Design considerations for the machine learning compute servers include:
- PowerEdge server and VxRail models—PowerEdge R7525 or PowerEdge R750 servers are ideal for mainstream performance. The PowerEdge R750xa server is designed for accelerators and provides the most GPU density among PowerEdge servers. Customers requiring an HCI appliance that is turn-key and provides full stack life cycle management can select VxRail as the compute server.

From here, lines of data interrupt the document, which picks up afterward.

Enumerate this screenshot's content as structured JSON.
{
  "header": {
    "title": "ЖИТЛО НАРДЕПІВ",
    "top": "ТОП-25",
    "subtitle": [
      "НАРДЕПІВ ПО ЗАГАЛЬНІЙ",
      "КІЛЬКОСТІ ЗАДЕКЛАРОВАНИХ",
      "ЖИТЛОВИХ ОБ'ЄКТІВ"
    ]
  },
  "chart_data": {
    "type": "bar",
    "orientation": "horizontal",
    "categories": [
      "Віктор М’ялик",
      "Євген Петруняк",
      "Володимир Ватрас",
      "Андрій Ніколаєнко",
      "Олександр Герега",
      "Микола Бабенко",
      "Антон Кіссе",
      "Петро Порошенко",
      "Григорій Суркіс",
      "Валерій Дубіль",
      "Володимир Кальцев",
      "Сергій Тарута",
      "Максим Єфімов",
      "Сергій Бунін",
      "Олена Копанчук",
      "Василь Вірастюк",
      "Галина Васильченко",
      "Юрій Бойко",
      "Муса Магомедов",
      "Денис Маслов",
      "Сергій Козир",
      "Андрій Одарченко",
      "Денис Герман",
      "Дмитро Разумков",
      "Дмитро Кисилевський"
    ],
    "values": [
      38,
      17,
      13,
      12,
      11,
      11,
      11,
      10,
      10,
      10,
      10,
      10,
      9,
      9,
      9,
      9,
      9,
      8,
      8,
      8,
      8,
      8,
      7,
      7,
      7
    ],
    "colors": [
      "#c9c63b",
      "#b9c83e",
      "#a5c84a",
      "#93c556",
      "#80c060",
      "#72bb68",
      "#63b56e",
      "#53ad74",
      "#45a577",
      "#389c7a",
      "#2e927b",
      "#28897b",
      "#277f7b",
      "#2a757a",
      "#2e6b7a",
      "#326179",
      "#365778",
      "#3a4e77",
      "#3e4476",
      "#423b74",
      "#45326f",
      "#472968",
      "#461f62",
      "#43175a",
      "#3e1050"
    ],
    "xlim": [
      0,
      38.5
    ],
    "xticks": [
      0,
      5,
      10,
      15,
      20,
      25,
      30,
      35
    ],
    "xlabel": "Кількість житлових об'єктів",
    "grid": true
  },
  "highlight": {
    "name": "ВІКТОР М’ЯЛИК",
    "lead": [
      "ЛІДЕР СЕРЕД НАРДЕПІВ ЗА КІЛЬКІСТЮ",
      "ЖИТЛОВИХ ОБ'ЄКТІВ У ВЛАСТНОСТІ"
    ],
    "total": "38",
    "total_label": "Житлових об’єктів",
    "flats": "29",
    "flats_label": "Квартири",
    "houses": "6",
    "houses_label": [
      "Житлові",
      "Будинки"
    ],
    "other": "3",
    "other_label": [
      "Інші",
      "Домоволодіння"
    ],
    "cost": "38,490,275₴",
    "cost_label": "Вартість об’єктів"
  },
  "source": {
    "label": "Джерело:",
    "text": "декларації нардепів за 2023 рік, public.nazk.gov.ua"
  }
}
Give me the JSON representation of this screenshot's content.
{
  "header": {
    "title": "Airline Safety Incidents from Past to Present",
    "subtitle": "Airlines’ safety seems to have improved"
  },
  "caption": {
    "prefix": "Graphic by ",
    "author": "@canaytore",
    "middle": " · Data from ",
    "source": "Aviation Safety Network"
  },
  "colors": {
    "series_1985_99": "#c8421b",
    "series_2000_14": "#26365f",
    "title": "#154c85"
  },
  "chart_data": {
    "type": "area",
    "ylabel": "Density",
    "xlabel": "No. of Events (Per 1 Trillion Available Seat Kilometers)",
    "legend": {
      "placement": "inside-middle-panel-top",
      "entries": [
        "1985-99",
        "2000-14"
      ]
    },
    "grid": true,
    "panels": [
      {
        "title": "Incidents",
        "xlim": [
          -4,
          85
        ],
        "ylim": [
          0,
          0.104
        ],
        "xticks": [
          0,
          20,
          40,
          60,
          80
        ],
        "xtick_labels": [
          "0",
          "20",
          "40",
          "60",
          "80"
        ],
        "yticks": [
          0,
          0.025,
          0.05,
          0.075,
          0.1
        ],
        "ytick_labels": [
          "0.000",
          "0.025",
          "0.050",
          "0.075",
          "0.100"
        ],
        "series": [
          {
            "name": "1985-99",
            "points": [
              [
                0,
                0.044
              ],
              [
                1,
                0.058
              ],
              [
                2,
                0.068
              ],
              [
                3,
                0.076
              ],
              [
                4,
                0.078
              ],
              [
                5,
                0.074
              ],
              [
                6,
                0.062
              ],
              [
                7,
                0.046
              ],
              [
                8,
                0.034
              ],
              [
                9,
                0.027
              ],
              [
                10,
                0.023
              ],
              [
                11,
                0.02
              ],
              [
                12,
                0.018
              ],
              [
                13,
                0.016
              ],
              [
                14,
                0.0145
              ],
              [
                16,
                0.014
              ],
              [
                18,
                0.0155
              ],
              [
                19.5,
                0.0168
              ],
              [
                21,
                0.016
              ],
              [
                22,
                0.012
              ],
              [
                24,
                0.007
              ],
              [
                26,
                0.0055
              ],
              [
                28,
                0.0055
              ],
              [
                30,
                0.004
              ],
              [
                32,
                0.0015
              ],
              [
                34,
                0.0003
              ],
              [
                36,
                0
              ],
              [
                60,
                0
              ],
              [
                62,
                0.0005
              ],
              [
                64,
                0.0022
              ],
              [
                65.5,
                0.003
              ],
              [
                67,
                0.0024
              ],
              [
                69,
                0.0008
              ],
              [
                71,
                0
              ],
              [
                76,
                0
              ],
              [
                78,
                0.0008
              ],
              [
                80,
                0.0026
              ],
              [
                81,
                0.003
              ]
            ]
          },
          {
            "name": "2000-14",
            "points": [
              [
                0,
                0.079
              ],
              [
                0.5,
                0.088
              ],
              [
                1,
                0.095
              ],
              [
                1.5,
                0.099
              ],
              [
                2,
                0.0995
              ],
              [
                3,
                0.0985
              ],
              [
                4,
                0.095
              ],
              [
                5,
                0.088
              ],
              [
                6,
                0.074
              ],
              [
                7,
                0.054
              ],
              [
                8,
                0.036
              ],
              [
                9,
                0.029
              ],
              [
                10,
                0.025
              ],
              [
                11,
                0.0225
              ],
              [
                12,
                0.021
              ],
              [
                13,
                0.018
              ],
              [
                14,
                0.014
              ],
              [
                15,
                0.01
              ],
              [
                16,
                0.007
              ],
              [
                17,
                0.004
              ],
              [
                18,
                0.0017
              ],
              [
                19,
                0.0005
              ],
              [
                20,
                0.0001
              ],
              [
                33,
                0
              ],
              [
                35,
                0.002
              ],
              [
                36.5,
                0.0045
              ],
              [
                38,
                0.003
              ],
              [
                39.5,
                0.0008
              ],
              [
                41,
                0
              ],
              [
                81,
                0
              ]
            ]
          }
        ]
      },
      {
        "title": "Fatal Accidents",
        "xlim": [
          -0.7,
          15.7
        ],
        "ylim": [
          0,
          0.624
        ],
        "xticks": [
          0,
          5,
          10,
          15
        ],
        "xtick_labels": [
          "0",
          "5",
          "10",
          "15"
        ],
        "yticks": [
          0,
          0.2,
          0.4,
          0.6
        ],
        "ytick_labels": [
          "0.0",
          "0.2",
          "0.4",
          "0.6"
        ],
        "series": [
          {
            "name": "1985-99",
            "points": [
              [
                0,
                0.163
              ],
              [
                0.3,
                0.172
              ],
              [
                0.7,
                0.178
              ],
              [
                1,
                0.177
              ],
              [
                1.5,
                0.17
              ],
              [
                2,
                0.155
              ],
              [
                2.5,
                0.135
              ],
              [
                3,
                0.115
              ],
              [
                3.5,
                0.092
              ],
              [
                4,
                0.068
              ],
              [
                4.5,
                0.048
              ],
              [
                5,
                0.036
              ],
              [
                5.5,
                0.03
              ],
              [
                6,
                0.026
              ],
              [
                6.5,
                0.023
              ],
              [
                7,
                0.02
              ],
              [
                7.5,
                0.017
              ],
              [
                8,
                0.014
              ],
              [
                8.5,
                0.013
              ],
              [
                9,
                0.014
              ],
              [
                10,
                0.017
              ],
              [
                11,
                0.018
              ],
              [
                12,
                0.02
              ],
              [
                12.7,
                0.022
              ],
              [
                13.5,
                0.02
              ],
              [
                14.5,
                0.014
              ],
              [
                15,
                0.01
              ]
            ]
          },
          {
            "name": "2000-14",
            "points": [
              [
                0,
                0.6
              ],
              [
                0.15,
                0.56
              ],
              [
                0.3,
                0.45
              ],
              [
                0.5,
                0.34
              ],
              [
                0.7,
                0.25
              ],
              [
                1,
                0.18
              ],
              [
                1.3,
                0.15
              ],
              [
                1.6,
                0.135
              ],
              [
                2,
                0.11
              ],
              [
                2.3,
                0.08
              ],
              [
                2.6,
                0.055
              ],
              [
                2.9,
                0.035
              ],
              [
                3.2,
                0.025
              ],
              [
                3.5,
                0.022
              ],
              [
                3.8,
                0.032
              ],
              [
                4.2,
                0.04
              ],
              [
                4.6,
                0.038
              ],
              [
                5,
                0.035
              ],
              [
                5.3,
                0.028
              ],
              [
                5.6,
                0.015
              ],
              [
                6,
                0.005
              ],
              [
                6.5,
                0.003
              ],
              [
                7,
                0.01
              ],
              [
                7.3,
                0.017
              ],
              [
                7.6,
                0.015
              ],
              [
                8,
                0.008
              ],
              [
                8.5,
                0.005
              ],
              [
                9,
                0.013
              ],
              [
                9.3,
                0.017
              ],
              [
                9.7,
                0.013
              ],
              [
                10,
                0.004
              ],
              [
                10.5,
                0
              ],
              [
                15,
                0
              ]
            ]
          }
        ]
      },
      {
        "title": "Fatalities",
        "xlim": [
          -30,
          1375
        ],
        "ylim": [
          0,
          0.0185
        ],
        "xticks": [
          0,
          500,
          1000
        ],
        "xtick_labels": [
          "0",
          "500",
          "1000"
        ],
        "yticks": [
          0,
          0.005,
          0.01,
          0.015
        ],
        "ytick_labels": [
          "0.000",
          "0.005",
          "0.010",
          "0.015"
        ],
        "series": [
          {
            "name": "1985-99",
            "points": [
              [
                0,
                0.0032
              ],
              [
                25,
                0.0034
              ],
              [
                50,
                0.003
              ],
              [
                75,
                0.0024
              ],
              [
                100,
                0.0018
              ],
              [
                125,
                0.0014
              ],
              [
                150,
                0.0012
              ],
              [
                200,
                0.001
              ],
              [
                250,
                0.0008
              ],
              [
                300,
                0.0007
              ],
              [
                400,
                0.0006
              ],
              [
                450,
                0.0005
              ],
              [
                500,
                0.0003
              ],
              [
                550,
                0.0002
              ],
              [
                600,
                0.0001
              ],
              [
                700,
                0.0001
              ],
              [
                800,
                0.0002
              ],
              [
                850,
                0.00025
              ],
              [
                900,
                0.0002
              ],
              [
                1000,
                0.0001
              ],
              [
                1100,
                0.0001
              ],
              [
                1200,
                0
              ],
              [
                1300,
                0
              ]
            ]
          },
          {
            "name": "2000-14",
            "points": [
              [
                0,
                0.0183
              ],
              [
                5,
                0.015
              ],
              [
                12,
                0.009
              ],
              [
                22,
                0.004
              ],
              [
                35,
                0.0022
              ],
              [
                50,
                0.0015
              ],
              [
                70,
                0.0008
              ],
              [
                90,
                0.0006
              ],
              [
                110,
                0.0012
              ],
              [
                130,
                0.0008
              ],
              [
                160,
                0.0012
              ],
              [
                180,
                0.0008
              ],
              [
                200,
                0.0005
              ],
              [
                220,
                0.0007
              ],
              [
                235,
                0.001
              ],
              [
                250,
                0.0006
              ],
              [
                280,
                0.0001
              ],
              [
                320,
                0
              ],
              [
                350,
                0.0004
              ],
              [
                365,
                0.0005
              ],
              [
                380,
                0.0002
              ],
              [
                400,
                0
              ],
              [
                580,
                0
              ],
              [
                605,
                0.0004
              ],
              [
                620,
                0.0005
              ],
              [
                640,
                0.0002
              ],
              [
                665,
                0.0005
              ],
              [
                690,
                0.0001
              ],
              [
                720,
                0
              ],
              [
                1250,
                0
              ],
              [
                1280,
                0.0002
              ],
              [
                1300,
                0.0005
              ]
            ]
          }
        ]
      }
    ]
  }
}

All these models are NVIDIA-Certified Systems, which means that they have been validated to provide optimal performance, scalability, and security for accelerated workloads.
- Number of compute servers—We have validated up to four servers per VMware vSphere cluster. VMware supports a maximum of 64 nodes per cluster.
- Processor and memory— We recommend Intel Xeon Platinum or Gold processors for PowerEdge R750, PowerEdge R750xa, and VxRail 670F, and AMD EPYC processor for PowerEdge R7525. We recommend at least 512 GB memory for memory-intensive AI workloads.
- GPUs—The PowerEdge servers can be configured with NVIDIA A100 or A30 GPUs. The A100 GPU is recommended for deep learning and training of complex neural networks. The A30 GPU is recommended for AI inference, language processing, conversational AI, and recommender systems.
- Storage for VMware ESXi—For better reliability, higher performance, and increased isolation from VM data, we recommend that you install VMware ESXi on the BOSS controller.
- Storage controller and hard drives for vSAN—A Dell HBA330 controller is used as the storage controller for vSAN. Customer workloads and VM requirements determine the hard drive requirements. We used 800 GB SSD SAS Write Intensive for the vSAN cache tier and 960 GB SSD SAS Read Intensive for the vSAN capacity tier.
- Network adapters—As shown in Table 5, the 25 GbE design uses the ConnectX-5/ConnectX-6 network adapter and the 100 GbE design uses the ConnectX-6 network adapters. The 100 GbE design also uses the Intel X710 10 GbE network adapter for management, vSphere vMotion, and other VMs that do not require 100 GbE traffic.
VMware vCenter Server can be deployed in either of the following ways:
- vCenter Server is installed on one PowerEdge or VxRail server (compute cluster). This deployment is only recommended for small environments. Be careful during maintenance, upgrades, and other host operations that might impact the availability of the vCenter server.
- vCenter Server is installed on a separate management cluster and has network connectivity to the compute cluster with GPUs.